WW: Would you, for example, use close miking?
GM: Yes. Most classical records are made like photographs of concerts, if you know what I mean—aurally speaking. The ultimate aim is to reproduce as naturally as possible the sounds of the orchestra as created in the concert hall.
Now I think this is terribly limiting. I mean it’s been done, and it continues to be done better and better because engineers and acoustics and recording techniques have advanced enormously. But I think we’re missing out on something. I think that if Beethoven or Bach were alive today, they would call that a very timid approach, and I think they would go back to first base and say, “You’ve got tremendous tools here; let’s use them.” And I think if you go back to the actual music and adopt, really, very modern recording techniques and produce a work of art which is different from what you hear in the concert hall, and not necessarily inferior which most people might think.
WW: Then the rock producer presently has more room for creativity?
GM: Unquestionably. That’s what appeals to me.
WW: (Before A.I.R. Studios were built) Your responsibilities also include selection of the studio and engineer?
GM: Yes.
WW: In recording a rock group, will you attempt to capture a “live” studio performance, or will you construct a recording using, for example, overdubbing.
GM: I’m afraid the latter is true. One doesn’t go for a performance as such in the studio because you know darn well that if you do that there are going to be shortcomings in various other departments. You might get a great vocal performance, and the bass line may not be so great. So, there are various things that you can do-you can go and overdub the bass line if you’ve got good enough separation.
You’ve seen us working recently … what I was trying to do yesterday, in fact, with Peter, with the whole group, was to try to concentrate on Peter’s performance tying to get something out of him, and then worrying about the rest of it.
But in fact we’ve reversed the process today because we’ve decided that Peter will probably do as good a performance by overdubbing anyway. So we’re going back to first base and concentrating on the actual sound. It doesn’t seem to impair the total result. Most rock recording is done that way today. You obviously get a much better sound on everything; you are able to pay much more attention to detail.

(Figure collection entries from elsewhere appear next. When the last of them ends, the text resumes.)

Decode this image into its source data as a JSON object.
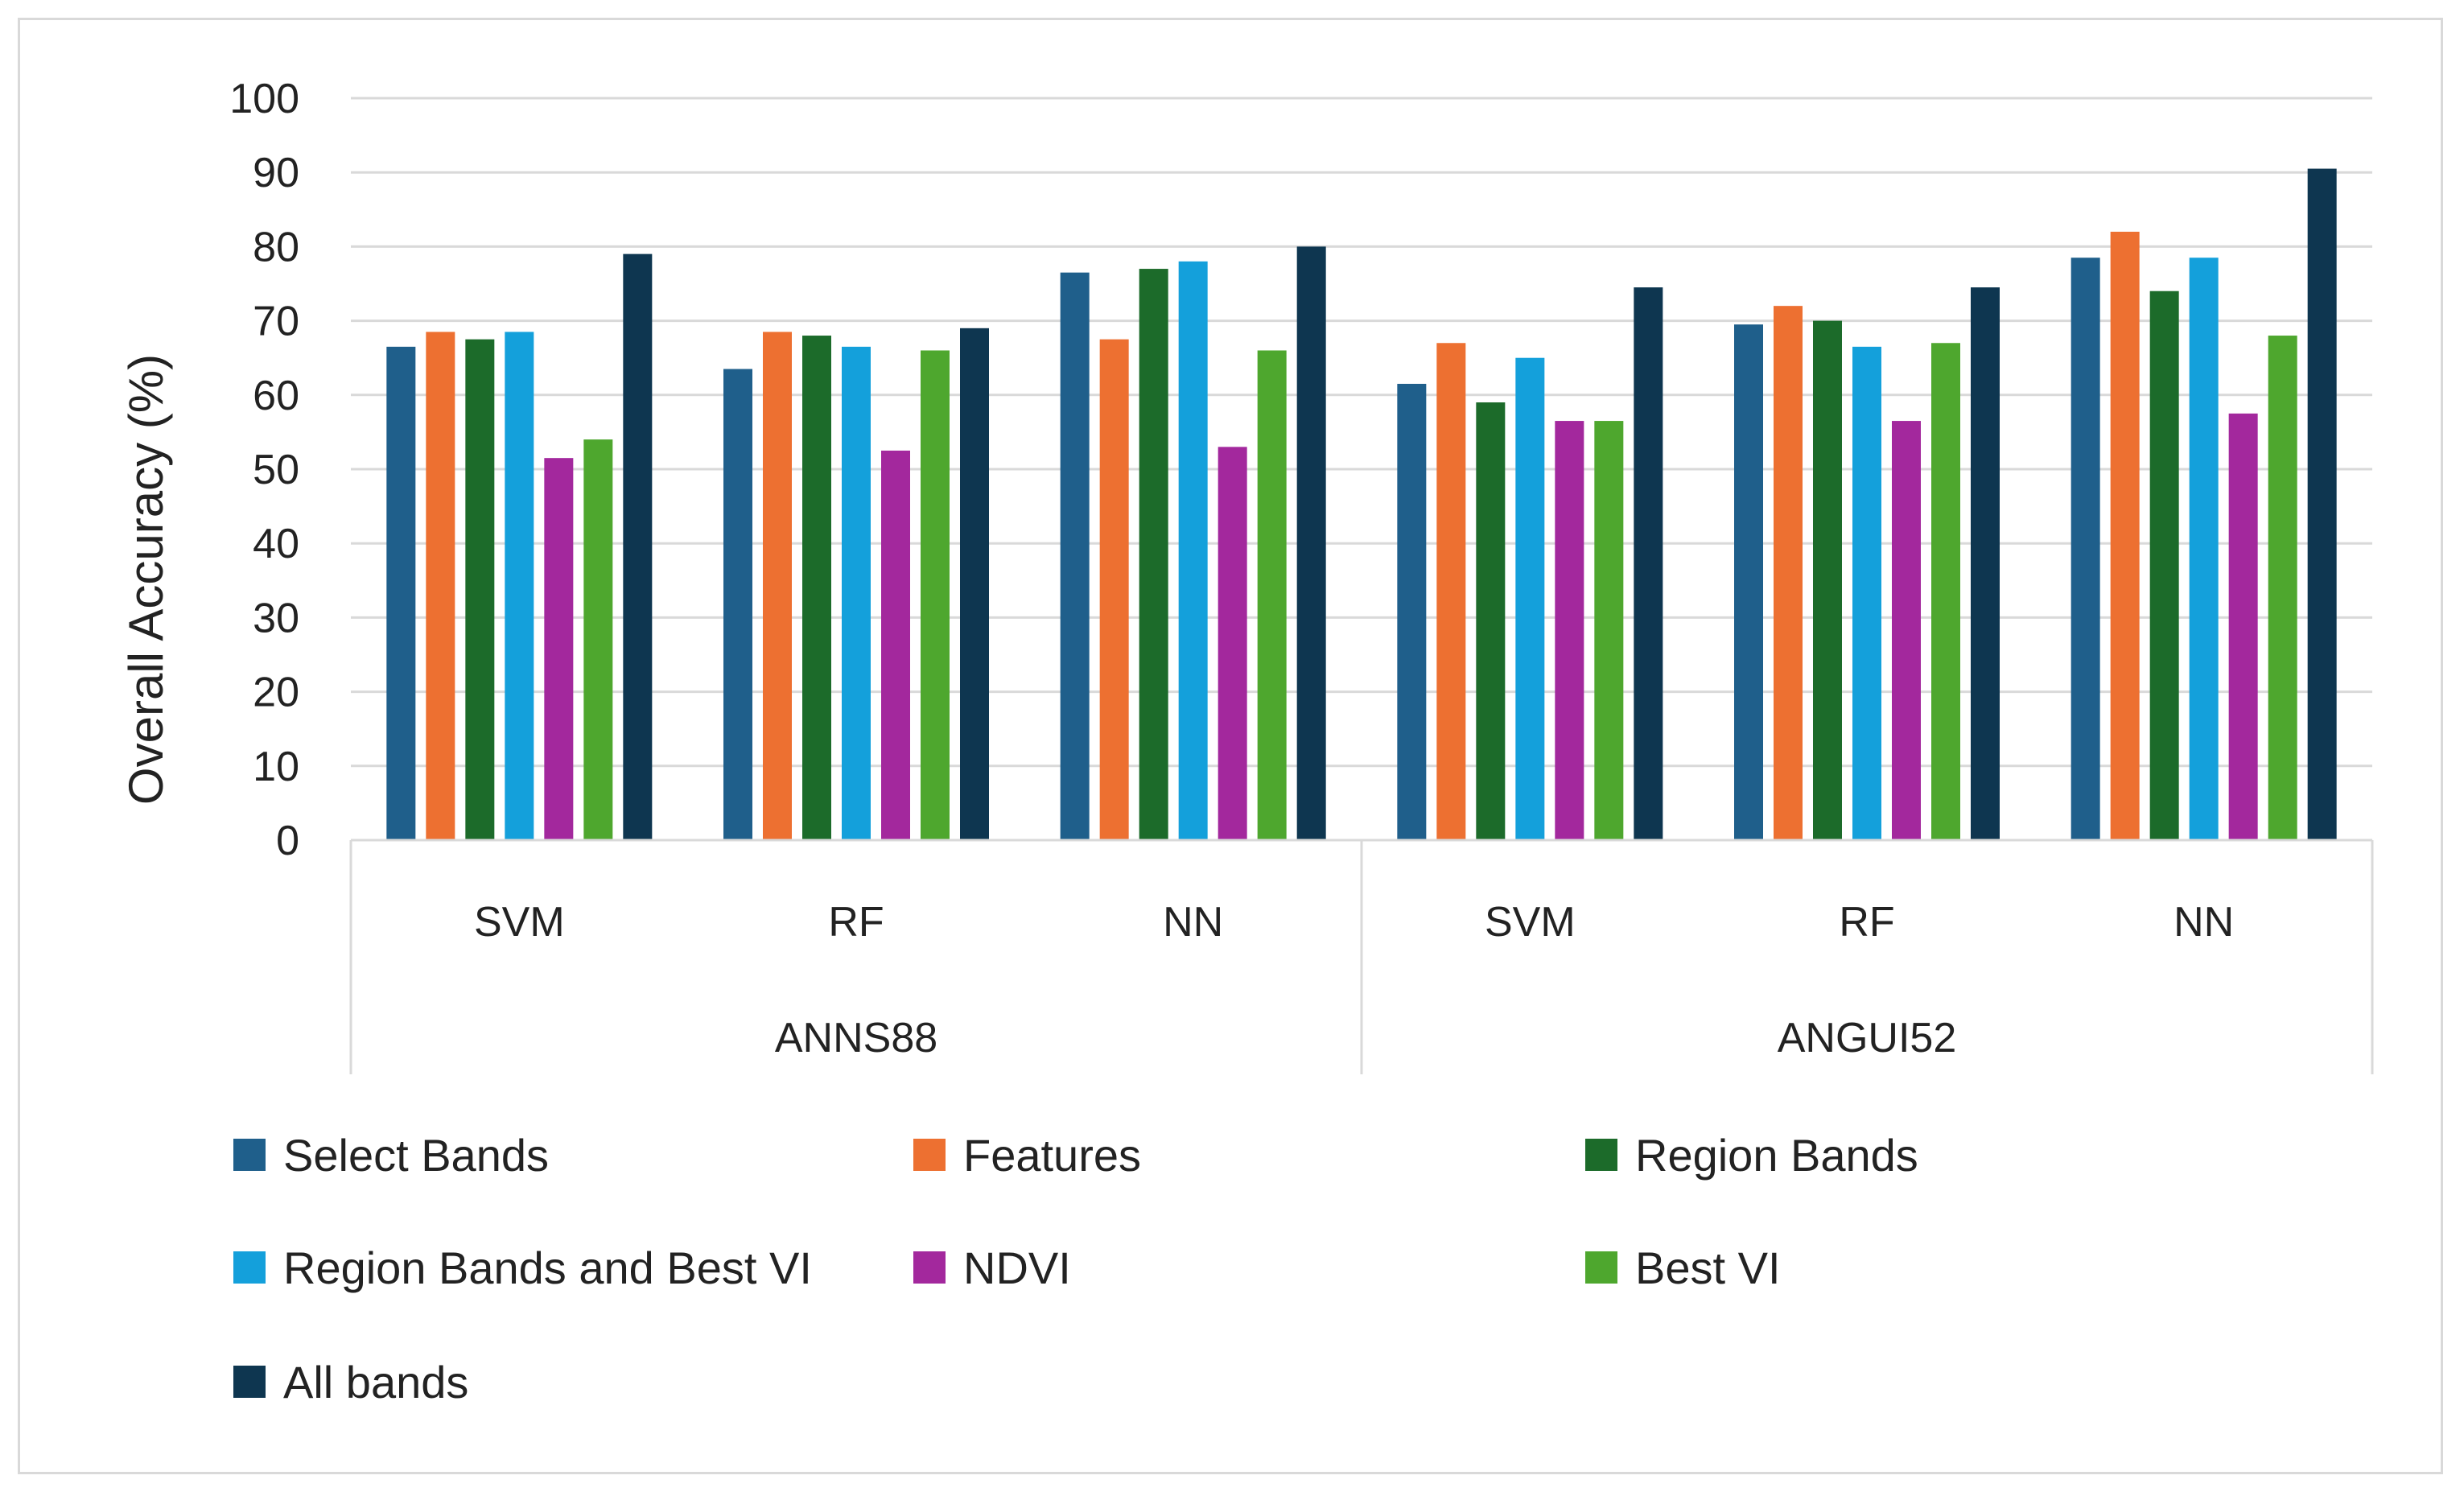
{
  "chart_data": {
    "type": "bar",
    "title": "",
    "ylabel": "Overall Accuracy (%)",
    "xlabel": "",
    "ylim": [
      0,
      100
    ],
    "yticks": [
      0,
      10,
      20,
      30,
      40,
      50,
      60,
      70,
      80,
      90,
      100
    ],
    "grid": true,
    "legend_position": "bottom",
    "groups": [
      {
        "name": "ANNS88",
        "categories": [
          "SVM",
          "RF",
          "NN"
        ]
      },
      {
        "name": "ANGUI52",
        "categories": [
          "SVM",
          "RF",
          "NN"
        ]
      }
    ],
    "categories": [
      "SVM",
      "RF",
      "NN",
      "SVM",
      "RF",
      "NN"
    ],
    "series": [
      {
        "name": "Select Bands",
        "color": "#1f5f8b",
        "values": [
          66.5,
          63.5,
          76.5,
          61.5,
          69.5,
          78.5
        ]
      },
      {
        "name": "Features",
        "color": "#ed7031",
        "values": [
          68.5,
          68.5,
          67.5,
          67.0,
          72.0,
          82.0
        ]
      },
      {
        "name": "Region Bands",
        "color": "#1c6b2a",
        "values": [
          67.5,
          68.0,
          77.0,
          59.0,
          70.0,
          74.0
        ]
      },
      {
        "name": "Region Bands and Best VI",
        "color": "#14a0db",
        "values": [
          68.5,
          66.5,
          78.0,
          65.0,
          66.5,
          78.5
        ]
      },
      {
        "name": "NDVI",
        "color": "#a3289d",
        "values": [
          51.5,
          52.5,
          53.0,
          56.5,
          56.5,
          57.5
        ]
      },
      {
        "name": "Best VI",
        "color": "#4ea72e",
        "values": [
          54.0,
          66.0,
          66.0,
          56.5,
          67.0,
          68.0
        ]
      },
      {
        "name": "All bands",
        "color": "#0e3650",
        "values": [
          79.0,
          69.0,
          80.0,
          74.5,
          74.5,
          90.5
        ]
      }
    ]
  }
}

WW: You mentioned before the importance of psychologically understanding the group. Could you be more specific?
GM: It’s just instinct really a kind of sixth sense you build up. You’ve got to get to know people and sense what’s happening.
WW: Would you say that a sense of humor is important?
GM: Oh yes, a sense of humor is terribly important. Absolutely. If you didn’t have a sense of humor on rock dates, then everybody would go sour. I can’t bear people who take themselves loo seriously, including rock musicians.
WW: Do you find that you do a lot of producing during the mix down stage as well as during the recording stage?
GM: It depends on the artist and the record you’re making, and what techniques you’re using. If you’re making a record like Sgt. Pepper, for example, the mixdown is just as complicated, in fact more so, than the original recording because you’re painting a picture in sound and you’re using extra things: you’re bringing in sound effects, you’re distorting sounds, you’re playing with them, you’re soil of shaping them-sculpting them, if you like — and mixing them down at the same time.
So that kind of production is probably more complicated and more important in the mixing stage than at any other time. But if you did that all your life, you’d be spending all your time mixing and none of it recording.